Il s'agit plutôt de convoquer le biologique, l'œuvre n'étant plus dans un rapport
d'extranéité avec l'auteur ou de simple filiation, mais dans un rapport de continuité de
la personne comme le sont la voix ou l'image de la personne qui sont à la fois livrées
à l'extérieur et indissociables de la matière même de la personne. L'originalité est
cette empreinte-là, ce symptôme de continuité physique. Elle dit le sujet en
mouvement, cet espace-temps dans le lieu qu'est l'œuvre, d'une présence, celle de l'auteur
en train de durer.

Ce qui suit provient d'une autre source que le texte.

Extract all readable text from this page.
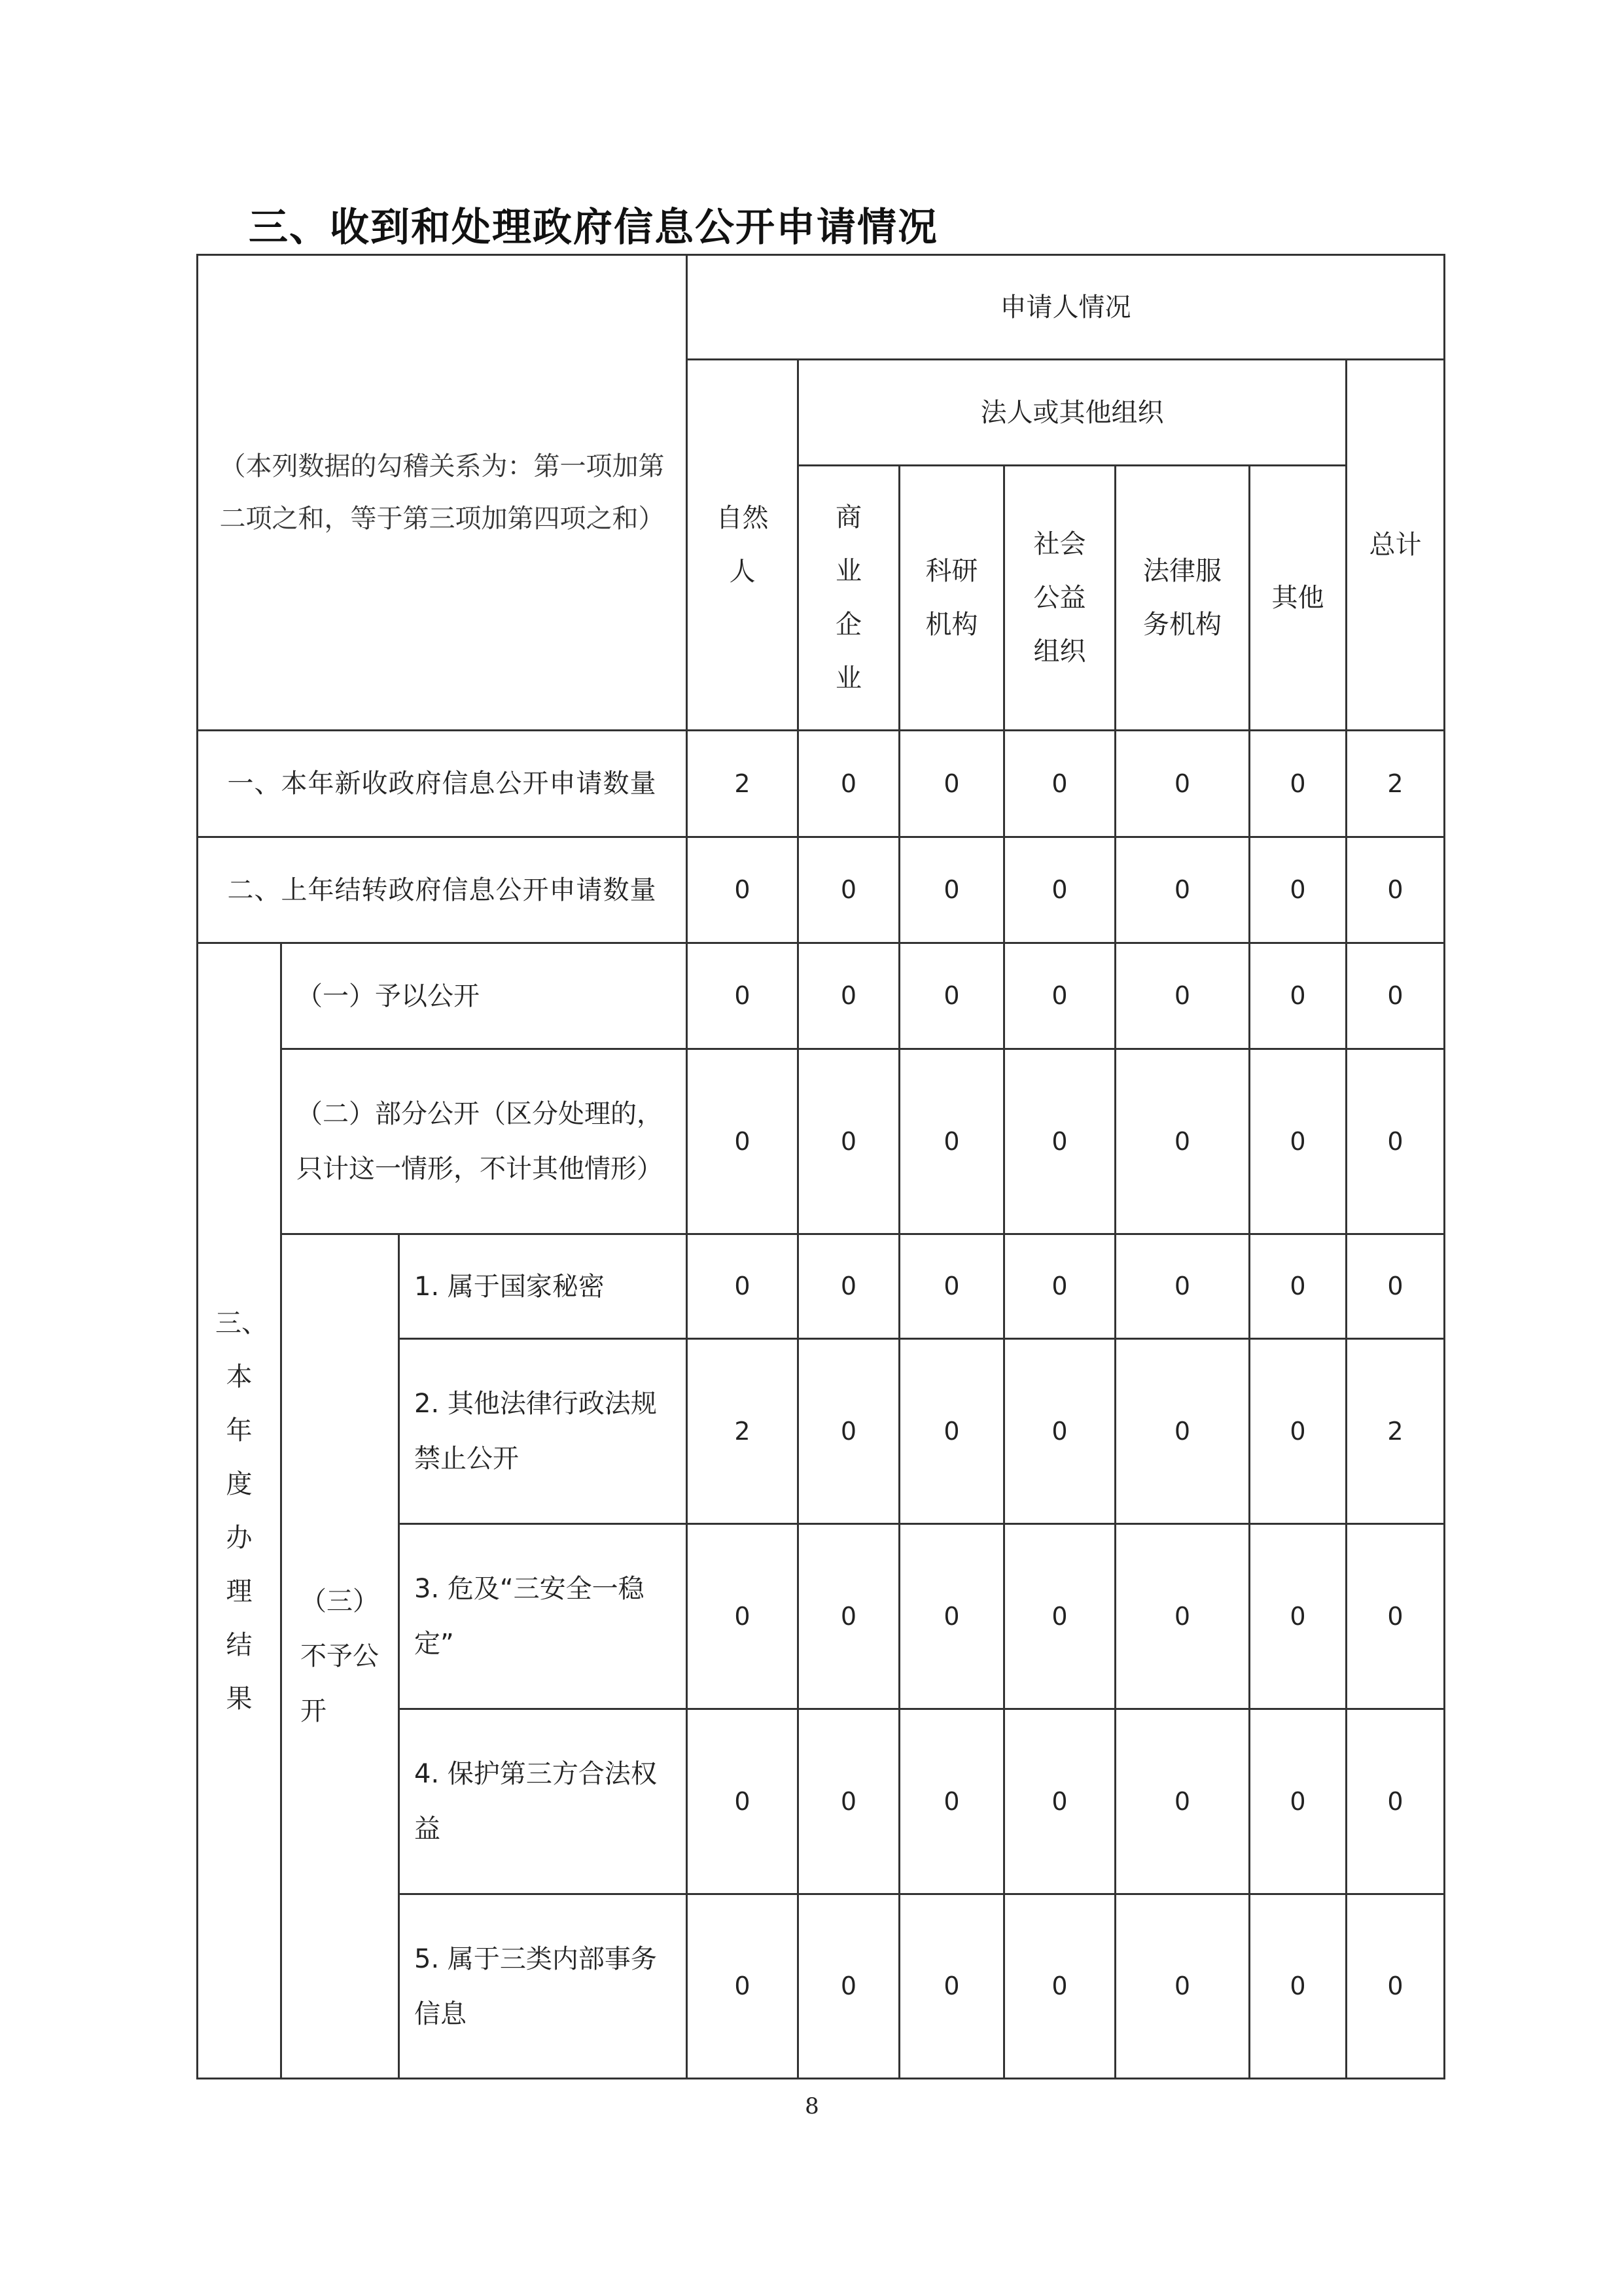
三、收到和处理政府信息公开申请情况
（本列数据的勾稽关系为：第一项加第二项之和，等于第三项加第四项之和）			申请人情况						
			自然人	法人或其他组织					总计
				商业企业	科研机构	社会公益组织	法律服务机构	其他	
一、本年新收政府信息公开申请数量			2	0	0	0	0	0	2
二、上年结转政府信息公开申请数量			0	0	0	0	0	0	0
三、本年度办理结果	（一）予以公开		0	0	0	0	0	0	0
	（二）部分公开（区分处理的，只计这一情形，不计其他情形）		0	0	0	0	0	0	0
	（三）不予公开	1. 属于国家秘密	0	0	0	0	0	0	0
		2. 其他法律行政法规禁止公开	2	0	0	0	0	0	2
		3. 危及“三安全一稳定”	0	0	0	0	0	0	0
		4. 保护第三方合法权益	0	0	0	0	0	0	0
		5. 属于三类内部事务信息	0	0	0	0	0	0	0
8
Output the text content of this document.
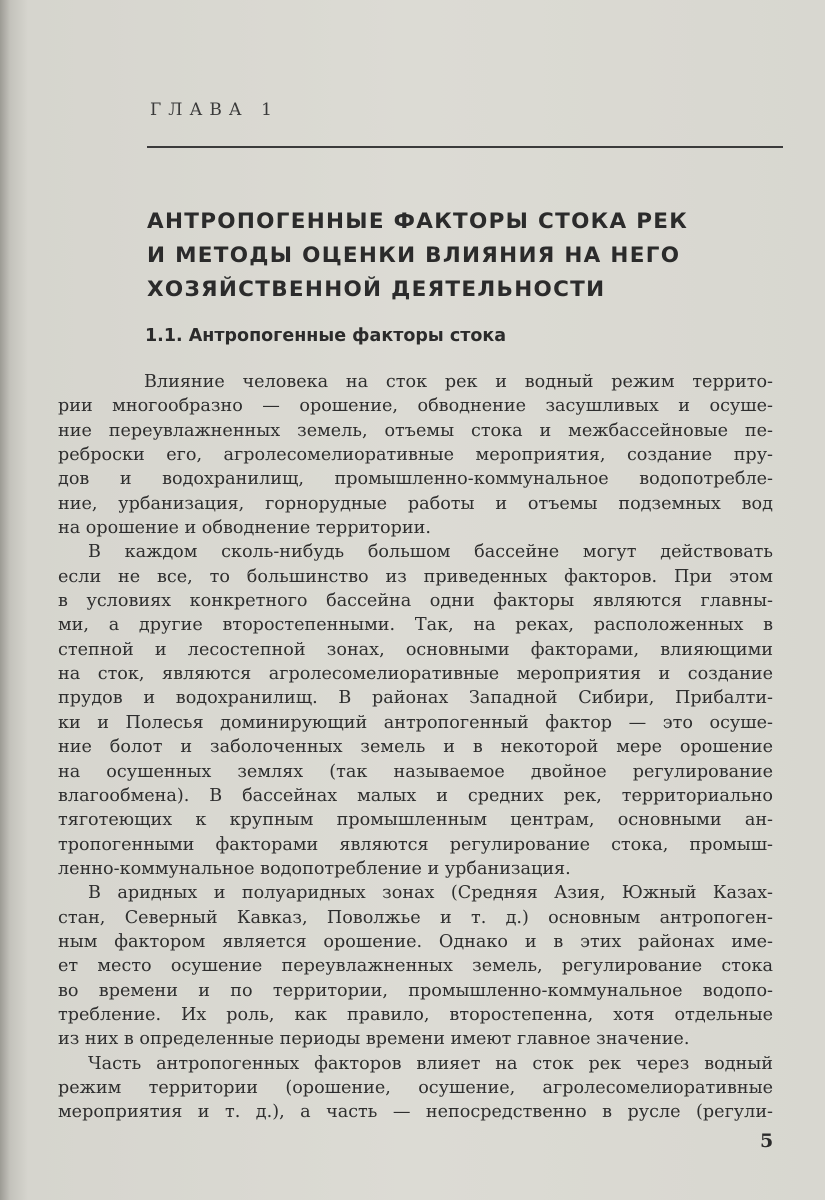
ГЛАВА 1
АНТРОПОГЕННЫЕ ФАКТОРЫ СТОКА РЕК
И МЕТОДЫ ОЦЕНКИ ВЛИЯНИЯ НА НЕГО
ХОЗЯЙСТВЕННОЙ ДЕЯТЕЛЬНОСТИ
1.1. Антропогенные факторы стока
Влияние человека на сток рек и водный режим террито-
рии многообразно — орошение, обводнение засушливых и осуше-
ние переувлажненных земель, отъемы стока и межбассейновые пе-
реброски его, агролесомелиоративные мероприятия, создание пру-
дов и водохранилищ, промышленно-коммунальное водопотребле-
ние, урбанизация, горнорудные работы и отъемы подземных вод
на орошение и обводнение территории.
В каждом сколь-нибудь большом бассейне могут действовать
если не все, то большинство из приведенных факторов. При этом
в условиях конкретного бассейна одни факторы являются главны-
ми, а другие второстепенными. Так, на реках, расположенных в
степной и лесостепной зонах, основными факторами, влияющими
на сток, являются агролесомелиоративные мероприятия и создание
прудов и водохранилищ. В районах Западной Сибири, Прибалти-
ки и Полесья доминирующий антропогенный фактор — это осуше-
ние болот и заболоченных земель и в некоторой мере орошение
на осушенных землях (так называемое двойное регулирование
влагообмена). В бассейнах малых и средних рек, территориально
тяготеющих к крупным промышленным центрам, основными ан-
тропогенными факторами являются регулирование стока, промыш-
ленно-коммунальное водопотребление и урбанизация.
В аридных и полуаридных зонах (Средняя Азия, Южный Казах-
стан, Северный Кавказ, Поволжье и т. д.) основным антропоген-
ным фактором является орошение. Однако и в этих районах име-
ет место осушение переувлажненных земель, регулирование стока
во времени и по территории, промышленно-коммунальное водопо-
требление. Их роль, как правило, второстепенна, хотя отдельные
из них в определенные периоды времени имеют главное значение.
Часть антропогенных факторов влияет на сток рек через водный
режим территории (орошение, осушение, агролесомелиоративные
мероприятия и т. д.), а часть — непосредственно в русле (регули-
5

L'œuvre originale devient le corps conducteur d'une singularité
«libre de commencement et de fin» 17 qui, objectivée ainsi, permet à l'auteur de «ne
cesser à aucun moment de se sentir dans son être interne [...] de se rejoindre à tous les
instants» 18, permet l'érection de cette altérité chère à Rimbaud qui rompt avec
l'adéquation du «je» et du «moi», fait surgir la coïncidence à soi dans l'écart même de
l'épuisement. L'originalité traduit une identité étrangère à la crispation identitaire,
protectrice. Elle dit le sujet en mouvement, l'absence d'auteur antérieur, elle dit le
trajet. Et contrairement au nom, instance totalisante et rigide, l'originalité est une
présence signalée dans le présent du nom mais demeurée voilée, dérobée dans ce nom.
Origine inoriginaire, elle est traversée d'un lieu de résonance, l'œuvre en train de se
faire, qui engendre un timbre, un son, une voix. L'œuvre fait l'auteur au sens
juridique comme au sens intime plus qu'elle n'exprime ou ne traduit un homme. En elle
doit subsister, cette empreinte, cette trace du passage qui annule le trop plein inorganisé
du vide qui est le miroir du manque à créer. Substance non objectale, la signature
intérieure gît et agit comme le soutien muet d'une identité de l'œuvre comme d'une
identité de l'auteur, comme le témoin d'une «intimité dépliée» 19 complémentaire de
l'organisation incarnée d'une absence révélée par le nom, simple représentation
verbale fichée sur la peau d'un objet simulacre.
La signature «attache l'œuvre à la personne en détachant la personne de son
propre corps pour l'attacher à l'objet»20, tandis que l'originalité, notion langagière,
autoréférencielle, fantôme au XIXe siècle, attache l'œuvre à la personne parce qu'elle
est son souffle, sa voix, la continuité biologique de l'auteur. En quête de légitimité, le
droit de propriété a trouvé là un puissant allié de nature plus voisine qu'il n'y paraît :
aboutissement d'un désir de singularité, d'un mouvement de recentrage du droit sur la
personne en tant qu'individu insubstituable à un autre, ce personnalisme du droit
moral renforce les enjeux patrimoniaux dans la mesure où la valeur tendra à exacerber
la tension entre considérations esthétiques et considérations relatives au nom, à
l'attribution. L'œuvre n'est œuvre et n'a de valeur que parce qu'elle recèle de l'auteur,
celui qui n'est et ne naît que lorsque l'œuvre existe !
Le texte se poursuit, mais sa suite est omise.